Greetings, my fellow port swillers and Happy** Memorial Day!

Ol’ Robbo is nursing a pair of very achy knees this afternoon after putting in a great deal of extra work in the yard this long weekend, much of which involved squatting and kneeling.  (I’m thinking I may need to get a couple of those copper-weave braces that Brett Favre and Jerry Rice are hawking on the teevee these days.  Of course, if I actually had some gin in the house at the moment, that would work pretty well, too.)

I won’t bore you with a detailed account of my goings on, but if you indulge me in just one  item I promise you a couple nice pics at the bottom of this post.  I mention it because it’s a job I’ve been dreading and putting off for some considerable time.

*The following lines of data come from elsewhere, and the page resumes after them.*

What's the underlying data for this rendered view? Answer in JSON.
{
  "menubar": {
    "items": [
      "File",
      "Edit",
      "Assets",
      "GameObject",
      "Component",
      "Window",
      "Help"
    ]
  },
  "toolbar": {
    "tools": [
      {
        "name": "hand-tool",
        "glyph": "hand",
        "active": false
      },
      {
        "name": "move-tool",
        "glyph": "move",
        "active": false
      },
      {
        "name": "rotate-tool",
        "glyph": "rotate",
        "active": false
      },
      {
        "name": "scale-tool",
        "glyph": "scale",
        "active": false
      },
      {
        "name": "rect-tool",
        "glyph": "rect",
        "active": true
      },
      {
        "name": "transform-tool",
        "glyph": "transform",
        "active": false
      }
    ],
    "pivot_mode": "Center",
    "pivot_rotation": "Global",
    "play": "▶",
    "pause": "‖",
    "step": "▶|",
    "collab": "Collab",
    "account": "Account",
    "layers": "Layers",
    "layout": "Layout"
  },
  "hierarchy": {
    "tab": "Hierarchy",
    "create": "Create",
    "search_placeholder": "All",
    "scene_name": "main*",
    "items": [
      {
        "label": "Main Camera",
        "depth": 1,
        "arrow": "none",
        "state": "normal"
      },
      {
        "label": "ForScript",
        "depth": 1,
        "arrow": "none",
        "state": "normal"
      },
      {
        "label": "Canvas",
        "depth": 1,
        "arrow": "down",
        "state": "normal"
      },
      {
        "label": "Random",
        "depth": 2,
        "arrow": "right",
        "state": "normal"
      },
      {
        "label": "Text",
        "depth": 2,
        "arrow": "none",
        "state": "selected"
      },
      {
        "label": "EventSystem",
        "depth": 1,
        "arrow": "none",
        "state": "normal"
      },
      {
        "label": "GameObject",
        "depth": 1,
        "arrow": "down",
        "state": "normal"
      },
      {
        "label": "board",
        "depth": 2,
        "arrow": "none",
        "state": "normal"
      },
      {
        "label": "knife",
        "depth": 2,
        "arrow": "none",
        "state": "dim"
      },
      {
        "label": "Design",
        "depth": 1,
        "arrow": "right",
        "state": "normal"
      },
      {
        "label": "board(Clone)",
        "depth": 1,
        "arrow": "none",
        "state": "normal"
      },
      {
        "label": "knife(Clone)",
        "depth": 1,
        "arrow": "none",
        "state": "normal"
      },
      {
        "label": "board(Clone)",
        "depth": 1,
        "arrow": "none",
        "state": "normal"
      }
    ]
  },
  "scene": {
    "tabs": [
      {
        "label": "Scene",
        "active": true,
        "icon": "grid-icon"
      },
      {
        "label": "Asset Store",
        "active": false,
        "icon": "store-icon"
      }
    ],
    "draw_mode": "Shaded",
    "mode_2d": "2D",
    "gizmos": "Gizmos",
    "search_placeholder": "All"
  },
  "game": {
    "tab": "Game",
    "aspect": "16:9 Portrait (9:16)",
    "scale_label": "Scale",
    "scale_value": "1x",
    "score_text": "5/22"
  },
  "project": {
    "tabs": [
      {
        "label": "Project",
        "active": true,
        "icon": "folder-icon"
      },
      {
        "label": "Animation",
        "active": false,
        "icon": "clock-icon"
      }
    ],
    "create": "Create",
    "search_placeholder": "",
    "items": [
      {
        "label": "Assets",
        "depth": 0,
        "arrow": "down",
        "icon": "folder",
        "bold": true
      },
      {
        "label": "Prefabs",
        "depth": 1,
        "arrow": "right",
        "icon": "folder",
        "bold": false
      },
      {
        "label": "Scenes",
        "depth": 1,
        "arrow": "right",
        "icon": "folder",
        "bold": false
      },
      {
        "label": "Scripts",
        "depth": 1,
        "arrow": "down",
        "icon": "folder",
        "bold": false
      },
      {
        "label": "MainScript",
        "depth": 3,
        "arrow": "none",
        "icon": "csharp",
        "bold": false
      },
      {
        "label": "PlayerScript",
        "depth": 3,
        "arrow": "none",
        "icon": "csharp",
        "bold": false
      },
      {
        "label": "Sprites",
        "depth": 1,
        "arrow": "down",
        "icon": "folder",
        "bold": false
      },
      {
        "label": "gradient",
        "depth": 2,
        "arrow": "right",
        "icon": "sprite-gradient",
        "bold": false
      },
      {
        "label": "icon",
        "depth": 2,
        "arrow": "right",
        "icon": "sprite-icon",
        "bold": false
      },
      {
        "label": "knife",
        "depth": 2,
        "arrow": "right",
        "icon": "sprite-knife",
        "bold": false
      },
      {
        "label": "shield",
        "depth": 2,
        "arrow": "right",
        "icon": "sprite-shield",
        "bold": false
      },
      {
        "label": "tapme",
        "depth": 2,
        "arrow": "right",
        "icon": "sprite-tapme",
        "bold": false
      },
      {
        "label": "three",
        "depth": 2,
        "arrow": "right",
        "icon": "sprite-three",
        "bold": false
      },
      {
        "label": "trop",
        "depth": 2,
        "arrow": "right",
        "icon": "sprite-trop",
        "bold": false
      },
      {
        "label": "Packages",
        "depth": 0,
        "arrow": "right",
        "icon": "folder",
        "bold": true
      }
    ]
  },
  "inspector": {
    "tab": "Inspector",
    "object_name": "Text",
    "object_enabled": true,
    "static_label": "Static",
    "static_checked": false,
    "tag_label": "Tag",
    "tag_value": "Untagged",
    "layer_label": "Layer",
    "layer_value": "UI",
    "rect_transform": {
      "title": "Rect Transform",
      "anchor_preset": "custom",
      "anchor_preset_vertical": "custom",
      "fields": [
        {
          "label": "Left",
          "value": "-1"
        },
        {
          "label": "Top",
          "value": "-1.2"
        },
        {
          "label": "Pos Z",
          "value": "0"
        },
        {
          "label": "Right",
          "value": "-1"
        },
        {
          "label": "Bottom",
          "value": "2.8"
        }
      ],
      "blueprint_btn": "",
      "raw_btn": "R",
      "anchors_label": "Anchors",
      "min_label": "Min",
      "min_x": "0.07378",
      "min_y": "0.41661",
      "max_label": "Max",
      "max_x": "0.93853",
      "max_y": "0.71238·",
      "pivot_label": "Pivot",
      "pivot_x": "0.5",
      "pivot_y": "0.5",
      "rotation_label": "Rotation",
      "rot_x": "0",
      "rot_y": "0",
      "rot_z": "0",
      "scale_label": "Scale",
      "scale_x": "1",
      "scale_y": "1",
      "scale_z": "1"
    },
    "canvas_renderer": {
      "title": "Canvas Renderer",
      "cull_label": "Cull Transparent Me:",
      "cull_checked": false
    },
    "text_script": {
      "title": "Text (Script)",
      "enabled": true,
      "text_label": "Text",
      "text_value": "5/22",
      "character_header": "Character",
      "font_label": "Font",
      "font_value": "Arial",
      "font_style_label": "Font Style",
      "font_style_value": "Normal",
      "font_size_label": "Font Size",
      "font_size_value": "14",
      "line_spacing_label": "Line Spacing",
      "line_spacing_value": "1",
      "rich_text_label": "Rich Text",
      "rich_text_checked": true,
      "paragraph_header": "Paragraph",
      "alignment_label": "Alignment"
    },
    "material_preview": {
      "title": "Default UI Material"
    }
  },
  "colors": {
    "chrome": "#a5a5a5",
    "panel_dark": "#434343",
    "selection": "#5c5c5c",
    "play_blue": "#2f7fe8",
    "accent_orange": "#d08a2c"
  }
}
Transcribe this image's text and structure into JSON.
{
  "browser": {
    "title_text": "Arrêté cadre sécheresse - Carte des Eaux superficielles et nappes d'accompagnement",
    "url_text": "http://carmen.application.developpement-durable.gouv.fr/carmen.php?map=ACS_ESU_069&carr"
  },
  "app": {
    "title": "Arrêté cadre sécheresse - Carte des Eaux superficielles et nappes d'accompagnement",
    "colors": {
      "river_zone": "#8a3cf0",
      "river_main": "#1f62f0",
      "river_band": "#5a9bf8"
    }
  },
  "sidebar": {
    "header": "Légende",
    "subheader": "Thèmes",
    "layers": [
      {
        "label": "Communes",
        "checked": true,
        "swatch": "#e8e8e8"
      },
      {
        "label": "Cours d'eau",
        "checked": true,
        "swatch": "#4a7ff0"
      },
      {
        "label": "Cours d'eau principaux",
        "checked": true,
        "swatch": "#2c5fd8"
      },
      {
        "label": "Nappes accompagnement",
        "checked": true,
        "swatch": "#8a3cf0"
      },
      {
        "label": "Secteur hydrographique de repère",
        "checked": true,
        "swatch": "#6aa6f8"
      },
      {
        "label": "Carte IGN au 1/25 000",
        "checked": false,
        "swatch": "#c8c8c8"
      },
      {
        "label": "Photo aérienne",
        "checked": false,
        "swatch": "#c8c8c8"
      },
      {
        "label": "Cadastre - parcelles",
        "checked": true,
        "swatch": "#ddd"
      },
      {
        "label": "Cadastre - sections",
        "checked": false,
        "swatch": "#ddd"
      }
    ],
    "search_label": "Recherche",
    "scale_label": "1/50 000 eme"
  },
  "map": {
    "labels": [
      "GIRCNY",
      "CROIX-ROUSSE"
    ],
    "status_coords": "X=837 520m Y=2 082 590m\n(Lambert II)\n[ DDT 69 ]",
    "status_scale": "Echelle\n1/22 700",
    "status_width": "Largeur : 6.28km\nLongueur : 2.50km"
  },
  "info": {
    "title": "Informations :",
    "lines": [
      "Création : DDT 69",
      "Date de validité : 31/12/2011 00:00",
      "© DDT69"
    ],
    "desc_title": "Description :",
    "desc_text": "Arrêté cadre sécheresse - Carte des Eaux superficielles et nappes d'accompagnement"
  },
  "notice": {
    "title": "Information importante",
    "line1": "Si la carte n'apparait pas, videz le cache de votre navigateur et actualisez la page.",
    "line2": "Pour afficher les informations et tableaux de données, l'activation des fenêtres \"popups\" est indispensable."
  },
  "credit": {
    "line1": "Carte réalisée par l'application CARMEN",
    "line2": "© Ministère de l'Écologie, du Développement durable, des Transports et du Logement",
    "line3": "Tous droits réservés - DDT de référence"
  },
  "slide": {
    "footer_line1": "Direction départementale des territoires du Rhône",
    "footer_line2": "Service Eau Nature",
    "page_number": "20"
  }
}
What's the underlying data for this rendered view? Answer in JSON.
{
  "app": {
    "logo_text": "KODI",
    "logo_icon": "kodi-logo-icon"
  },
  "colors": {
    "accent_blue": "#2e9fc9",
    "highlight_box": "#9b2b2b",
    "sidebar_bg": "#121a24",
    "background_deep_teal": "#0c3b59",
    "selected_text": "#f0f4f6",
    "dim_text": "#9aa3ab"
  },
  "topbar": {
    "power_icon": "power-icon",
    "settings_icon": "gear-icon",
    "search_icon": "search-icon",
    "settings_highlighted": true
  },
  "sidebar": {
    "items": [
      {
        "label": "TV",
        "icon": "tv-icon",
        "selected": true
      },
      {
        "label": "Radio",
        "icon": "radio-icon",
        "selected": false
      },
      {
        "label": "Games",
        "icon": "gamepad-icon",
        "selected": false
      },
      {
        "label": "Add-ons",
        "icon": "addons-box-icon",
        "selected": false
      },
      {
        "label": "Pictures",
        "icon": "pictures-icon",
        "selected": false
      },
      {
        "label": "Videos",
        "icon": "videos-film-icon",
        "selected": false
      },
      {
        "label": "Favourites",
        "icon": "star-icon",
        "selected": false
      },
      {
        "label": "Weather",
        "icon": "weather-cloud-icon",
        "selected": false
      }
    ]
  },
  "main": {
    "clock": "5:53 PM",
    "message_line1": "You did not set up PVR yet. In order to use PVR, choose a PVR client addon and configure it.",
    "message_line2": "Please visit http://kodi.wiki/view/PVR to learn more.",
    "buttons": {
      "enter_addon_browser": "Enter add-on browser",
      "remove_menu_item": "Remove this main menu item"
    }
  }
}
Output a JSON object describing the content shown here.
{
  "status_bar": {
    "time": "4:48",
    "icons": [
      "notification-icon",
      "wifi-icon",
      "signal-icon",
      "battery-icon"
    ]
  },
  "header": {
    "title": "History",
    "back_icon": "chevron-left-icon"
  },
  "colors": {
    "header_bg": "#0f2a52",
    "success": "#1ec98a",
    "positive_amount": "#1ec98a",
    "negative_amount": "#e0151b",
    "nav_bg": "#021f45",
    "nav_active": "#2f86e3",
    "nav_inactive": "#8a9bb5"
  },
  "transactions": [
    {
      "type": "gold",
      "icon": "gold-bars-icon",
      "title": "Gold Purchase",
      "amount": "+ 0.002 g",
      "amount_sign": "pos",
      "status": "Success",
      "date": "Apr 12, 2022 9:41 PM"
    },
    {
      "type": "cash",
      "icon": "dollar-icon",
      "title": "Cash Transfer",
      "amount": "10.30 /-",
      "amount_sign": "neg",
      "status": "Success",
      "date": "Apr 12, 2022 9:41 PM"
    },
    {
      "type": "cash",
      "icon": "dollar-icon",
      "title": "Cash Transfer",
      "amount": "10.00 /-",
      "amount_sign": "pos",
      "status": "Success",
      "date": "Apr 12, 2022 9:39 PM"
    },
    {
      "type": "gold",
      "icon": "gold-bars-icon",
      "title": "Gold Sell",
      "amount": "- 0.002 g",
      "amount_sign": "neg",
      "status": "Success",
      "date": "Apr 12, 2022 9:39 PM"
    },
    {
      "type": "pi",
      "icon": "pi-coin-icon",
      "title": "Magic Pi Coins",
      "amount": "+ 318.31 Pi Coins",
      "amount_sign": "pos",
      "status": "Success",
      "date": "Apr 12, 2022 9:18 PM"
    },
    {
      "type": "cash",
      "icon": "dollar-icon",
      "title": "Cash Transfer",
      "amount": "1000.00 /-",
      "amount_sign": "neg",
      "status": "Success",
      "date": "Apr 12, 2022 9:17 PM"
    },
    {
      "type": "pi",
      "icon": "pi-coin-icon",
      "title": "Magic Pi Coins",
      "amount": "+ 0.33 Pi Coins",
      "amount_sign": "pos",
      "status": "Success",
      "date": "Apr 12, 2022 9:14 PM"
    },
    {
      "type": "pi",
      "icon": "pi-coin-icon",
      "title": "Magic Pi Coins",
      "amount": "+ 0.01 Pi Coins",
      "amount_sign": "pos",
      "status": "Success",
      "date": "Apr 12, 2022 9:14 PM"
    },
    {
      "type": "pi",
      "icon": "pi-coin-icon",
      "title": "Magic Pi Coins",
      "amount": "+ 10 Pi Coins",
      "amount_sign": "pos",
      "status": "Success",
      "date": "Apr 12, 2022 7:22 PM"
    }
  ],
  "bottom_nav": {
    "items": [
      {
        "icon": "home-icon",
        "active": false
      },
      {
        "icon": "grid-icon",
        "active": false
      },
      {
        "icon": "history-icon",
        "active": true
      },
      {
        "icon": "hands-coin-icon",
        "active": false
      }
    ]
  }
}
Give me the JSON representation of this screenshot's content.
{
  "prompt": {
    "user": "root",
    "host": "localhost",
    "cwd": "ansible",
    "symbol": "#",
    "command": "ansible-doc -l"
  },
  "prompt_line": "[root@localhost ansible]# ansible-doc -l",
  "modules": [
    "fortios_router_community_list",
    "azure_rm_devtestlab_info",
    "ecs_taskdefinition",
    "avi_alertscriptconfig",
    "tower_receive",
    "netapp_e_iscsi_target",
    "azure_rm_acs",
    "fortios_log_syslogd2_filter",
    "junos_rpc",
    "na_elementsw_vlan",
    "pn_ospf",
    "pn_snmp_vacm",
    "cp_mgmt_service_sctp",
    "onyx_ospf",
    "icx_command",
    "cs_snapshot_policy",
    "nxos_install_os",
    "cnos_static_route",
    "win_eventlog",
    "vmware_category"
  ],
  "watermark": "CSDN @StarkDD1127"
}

You see, we have a short, steep hill going round one side of the house.  It’s covered in shade virtually all day, and is the path the runoff takes when it rains heavily enough to overwhelm the drains out front.  So grass never grew there and it was always either baked hard or a muddy slough.

Some years back we decided to make the best of the situation by simply laying in a wide path of river stone. (Without actually measuring, I’d estimate the entire area is roughly eight feet wide and maybe twenty to twenty-five feet long.)  It looks nice enough, and eventually Ol’ Robbo is going to get around to trying some rhododendron on either side.

However, either last year or possibly even the year before now, we had a freak rainstorm one spring morning.  It dumped something like four or five inches in one hour, and the resultant cataract coming down the hill threw the stones all over the place, leaving large tracts of the underlying groundsheet uncovered.

I’d been hemming and hawing about putting it right ever since.  One simply can’t rake stones of that size (everything from an egg to a Russet potato), nor can one effectively shovel them.  The only thing to do is pick them up one by one and either fill up a bucket or else simply toss them back where they belong.  I thought it would take forever.

However, as Sam Gamgee’s Gaffer said, “It’s the job what’s never started as takes longest to finish,” so this morning I said to myself, “Self, let’s do this.”

Turned out it really didn’t take all that long at all.  Thus endeth the lesson.  But, as I say, all that squatting and carrying took their toll.

Thank you for your patience!  Now how about a couple more flower pics?

First, here’s another of those big bomb peonies.  I actually found this plant hidden back in the raspberries when we first moved into Port Swiller Manor.  I dug it up, split the root ball in half, and replanted the two at opposite ends of my rose/peony bed:

And I include this second pic even though the flower is not completely open yet for fear that I won’t get another chance.  This has always been my very favorite of all my peonies because of its soft, delicate coloring and pure, simple petals. (In fact, I used to have two of this specimen but one died.)  Here’s the thing though:  This is the only bud on the entire plant.  The plant itself seems perfectly happy and healthy, but there’s not so much as a smidgen of a suggestion of any other buds forming.  I find this…disturbing.

Anyhoo, there you are.  The wisteria are nearing peek bloom now and the scent is wafting across my porch even as I type this.  Next up I believe the jackmanii clematis next to the garage is about to let loose.

**”Happy” refers to the fact that this weekend has become the unofficial start of the summah season.  What would be the appropriate word when speaking strictly of remembering our fallen military members?

UPDATE:  ARGH! Checking my usual web haunts just now, I see that while I was out schlepping in the yard all morning, Oregon Muse over at Ace’s Place used Capucine as his “Who Dis?” girl today!  I suggested that entry to him a couple weeks ago after seeing her in “North To Alaska” and he agreed!  I coulda been a contender!  See what happens when you leave the innertoobs for real life?